Sidi Abdallahi Abbahah, Abdallahi Lakfawni, El Bachir Boutanguiza e Mohamed Bourial, prisioneiros políticos saharauis do grupo Gdeim Izik, detidos na prisão de Kenitra, em greve de fome e isolamento desde 9 de Março, continuam os seus protestos apesar de toda a pressão.

Depois de várias queixas enviadas pela sua advogada francesa Olfa Ouled, às autoridades judiciais marroquinas, pedindo uma investigação do tratamento desumano a que os prisioneiros são submetidos devido ao isolamento, o estado de saúde dos detidos continua a ser preocupante.

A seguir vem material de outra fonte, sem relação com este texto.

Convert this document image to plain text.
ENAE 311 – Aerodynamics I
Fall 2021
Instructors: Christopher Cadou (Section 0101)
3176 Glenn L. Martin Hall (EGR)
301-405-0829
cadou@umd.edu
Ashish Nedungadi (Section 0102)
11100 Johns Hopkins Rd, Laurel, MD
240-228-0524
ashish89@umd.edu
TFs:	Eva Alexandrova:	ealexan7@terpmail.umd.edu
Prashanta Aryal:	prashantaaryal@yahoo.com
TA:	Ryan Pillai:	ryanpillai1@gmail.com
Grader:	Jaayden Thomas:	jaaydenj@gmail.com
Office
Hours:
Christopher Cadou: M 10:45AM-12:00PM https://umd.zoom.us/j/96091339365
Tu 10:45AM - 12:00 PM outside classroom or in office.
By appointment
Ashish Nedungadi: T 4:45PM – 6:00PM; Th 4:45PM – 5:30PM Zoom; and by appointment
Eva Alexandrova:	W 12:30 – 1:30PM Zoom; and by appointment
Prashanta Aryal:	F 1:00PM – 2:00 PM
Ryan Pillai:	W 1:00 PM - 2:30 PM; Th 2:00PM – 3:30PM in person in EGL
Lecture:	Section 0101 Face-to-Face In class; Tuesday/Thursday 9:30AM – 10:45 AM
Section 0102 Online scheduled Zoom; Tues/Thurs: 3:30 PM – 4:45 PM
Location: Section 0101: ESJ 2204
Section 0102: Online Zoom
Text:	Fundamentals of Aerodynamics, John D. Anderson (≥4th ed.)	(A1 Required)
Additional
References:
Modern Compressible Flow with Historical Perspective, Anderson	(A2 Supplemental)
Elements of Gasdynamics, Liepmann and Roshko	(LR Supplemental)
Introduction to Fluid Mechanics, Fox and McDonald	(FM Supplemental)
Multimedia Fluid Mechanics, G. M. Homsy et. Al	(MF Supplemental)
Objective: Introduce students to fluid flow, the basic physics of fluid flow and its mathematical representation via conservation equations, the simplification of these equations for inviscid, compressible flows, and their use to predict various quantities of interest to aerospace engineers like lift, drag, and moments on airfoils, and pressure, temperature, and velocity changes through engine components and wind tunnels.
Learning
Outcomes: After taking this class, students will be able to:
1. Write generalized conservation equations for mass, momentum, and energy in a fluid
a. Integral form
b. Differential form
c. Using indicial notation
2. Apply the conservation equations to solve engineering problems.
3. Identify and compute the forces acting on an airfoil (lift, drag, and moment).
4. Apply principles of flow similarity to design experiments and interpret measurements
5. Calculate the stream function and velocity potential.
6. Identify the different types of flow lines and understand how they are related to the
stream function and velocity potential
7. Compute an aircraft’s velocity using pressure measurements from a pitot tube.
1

A 21 de Março dois advogados da equipe de defesa visitaram os prisioneiros que estavam muito debilitados.

Deve sublinhar-se que a lei marroquina apenas autoriza o isolamento por motivos de segurança ou de precaução o que não se aplica aos prisioneiros de Gdeim Izik.

Os prisioneiros políticos estão em greve de fome desde 9 de março exigindo que as autoridades marroquinas melhorem as suas condições de detenção, transferindo-os para mais perto das suas famílias.

A única resposta das autoridades marroquinas a estas exigências até agora é o confinamento indeterminado dos prisioneiros que é proibido pelas Regras de Mandela. Essas regras padrão da ONU proíbem o confinamento solitário prolongado que é considerado tortura ou outro tratamento cruel, desumano ou degradante.

Até agora, as autoridades marroquinas não responderam ao último pedido enviado pela advogada Ouled na semana passada para abrir uma investigação urgente do tratamento desumano a que são sujeitos estes prisioneiros.

Esta situação demonstra, além disso, que a tortura dos prisioneiros políticos ainda está em curso e que nem as próprias autoridades nem os mecanismos para impedir a tortura são, eficazes quando se trata de prisioneiros saharauis.